Annual biomass production and amount of organic carbon in Abies koreana forest at Mt. Halla were conducted as a part of Korea National Long-Term Ecological Research (KNLTER). We measured standing biomass change of litter, soil production and organic carbon amounts of the forest floor and soil layer of A. koreana forest in Mt. Halla from 2009 to 2013 in permanent plots.
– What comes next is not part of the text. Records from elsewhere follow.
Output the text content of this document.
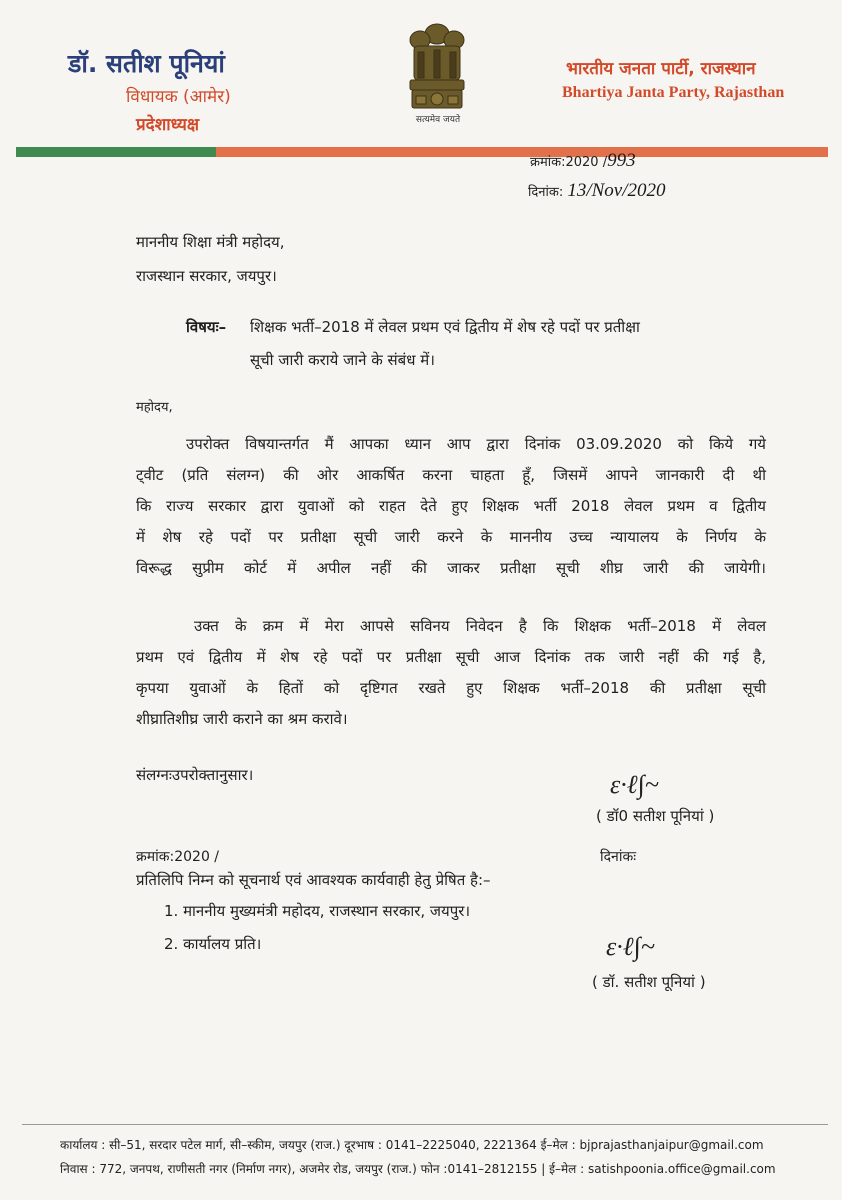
डॉ. सतीश पूनियां
विधायक (आमेर)
प्रदेशाध्यक्ष	सत्यमेव जयते
भारतीय जनता पार्टी, राजस्थान
Bhartiya Janta Party, Rajasthan
क्रमांक:2020 /993
दिनांक: 13/Nov/2020
माननीय शिक्षा मंत्री महोदय,
राजस्थान सरकार, जयपुर।
विषयः– शिक्षक भर्ती–2018 में लेवल प्रथम एवं द्वितीय में शेष रहे पदों पर प्रतीक्षा
सूची जारी कराये जाने के संबंध में।
महोदय,
उपरोक्त विषयान्तर्गत मैं आपका ध्यान आप द्वारा दिनांक 03.09.2020 को किये गये
ट्वीट (प्रति संलग्न) की ओर आकर्षित करना चाहता हूँ, जिसमें आपने जानकारी दी थी
कि राज्य सरकार द्वारा युवाओं को राहत देते हुए शिक्षक भर्ती 2018 लेवल प्रथम व द्वितीय
में शेष रहे पदों पर प्रतीक्षा सूची जारी करने के माननीय उच्च न्यायालय के निर्णय के
विरूद्ध सुप्रीम कोर्ट में अपील नहीं की जाकर प्रतीक्षा सूची शीघ्र जारी की जायेगी।
उक्त के क्रम में मेरा आपसे सविनय निवेदन है कि शिक्षक भर्ती–2018 में लेवल
प्रथम एवं द्वितीय में शेष रहे पदों पर प्रतीक्षा सूची आज दिनांक तक जारी नहीं की गई है,
कृपया युवाओं के हितों को दृष्टिगत रखते हुए शिक्षक भर्ती–2018 की प्रतीक्षा सूची
शीघ्रातिशीघ्र जारी कराने का श्रम करावे।
संलग्नःउपरोक्तानुसार।	ε·ℓ∫~
( डॉ0 सतीश पूनियां )
क्रमांक:2020 /	दिनांकः
प्रतिलिपि निम्न को सूचनार्थ एवं आवश्यक कार्यवाही हेतु प्रेषित है:–
1. माननीय मुख्यमंत्री महोदय, राजस्थान सरकार, जयपुर।
2. कार्यालय प्रति।	ε·ℓ∫~
( डॉ. सतीश पूनियां )
कार्यालय : सी–51, सरदार पटेल मार्ग, सी–स्कीम, जयपुर (राज.) दूरभाष : 0141–2225040, 2221364 ई–मेल : bjprajasthanjaipur@gmail.com
निवास : 772, जनपथ, राणीसती नगर (निर्माण नगर), अजमेर रोड, जयपुर (राज.) फोन :0141–2812155 | ई–मेल : satishpoonia.office@gmail.com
Standing biomass, which was determined by allometric method, was converted into $CO_2$. The standing biomass in A. koreana forest was 98.88, 106.42, 107.67, 108.31, $91.48ton\;ha^{-1}$ in 2009, 2010, 2011, 2012 and 2013 year, respectively. The amount of annual carbon allocated to above ground was 35.95, 38.69, 38.96, 39.46, $33.2ton\;C\;ha^{-1}$ and below ground biomass was 8.54, 9.2, 9.49, 9.28, $7.97ton\;C\;ha^{-1}$ in 2009, 2010, 2011, 2012 and 2013 year, respectively. Amount of organic carbon returned to the forest via litterfall was 1.09, 1.80, 1.32, 2.46 and $1.20ton\;C\;ha^{-1}$ in 2009, 2010, 2011, 2012 and 2013. Amount of organic carbon in annual litter layer on forest floor was 2.74, 2.43, 2.00 and $1.16ton\;C\;ha^{-1}$ in 2010, 2011, 2012 and 2013 year, respectively. Amount of organic carbon within 20cm soil depth was 55.77, 54.9, 50.69, 44.42 and $41.87ton\;C\;ha^{-1}20cm^{-1}$ in 2009, 2010, 2011, 2012 and 2013 year, respectively. Then standing biomass and organic carbon distribution increased steadily until 2012. But there declined in 2013 because of the typhoon Bolaven. Thus, standing biomass and organic carbon distribution of this subalpine forest were largely affected by natural disturbance factor.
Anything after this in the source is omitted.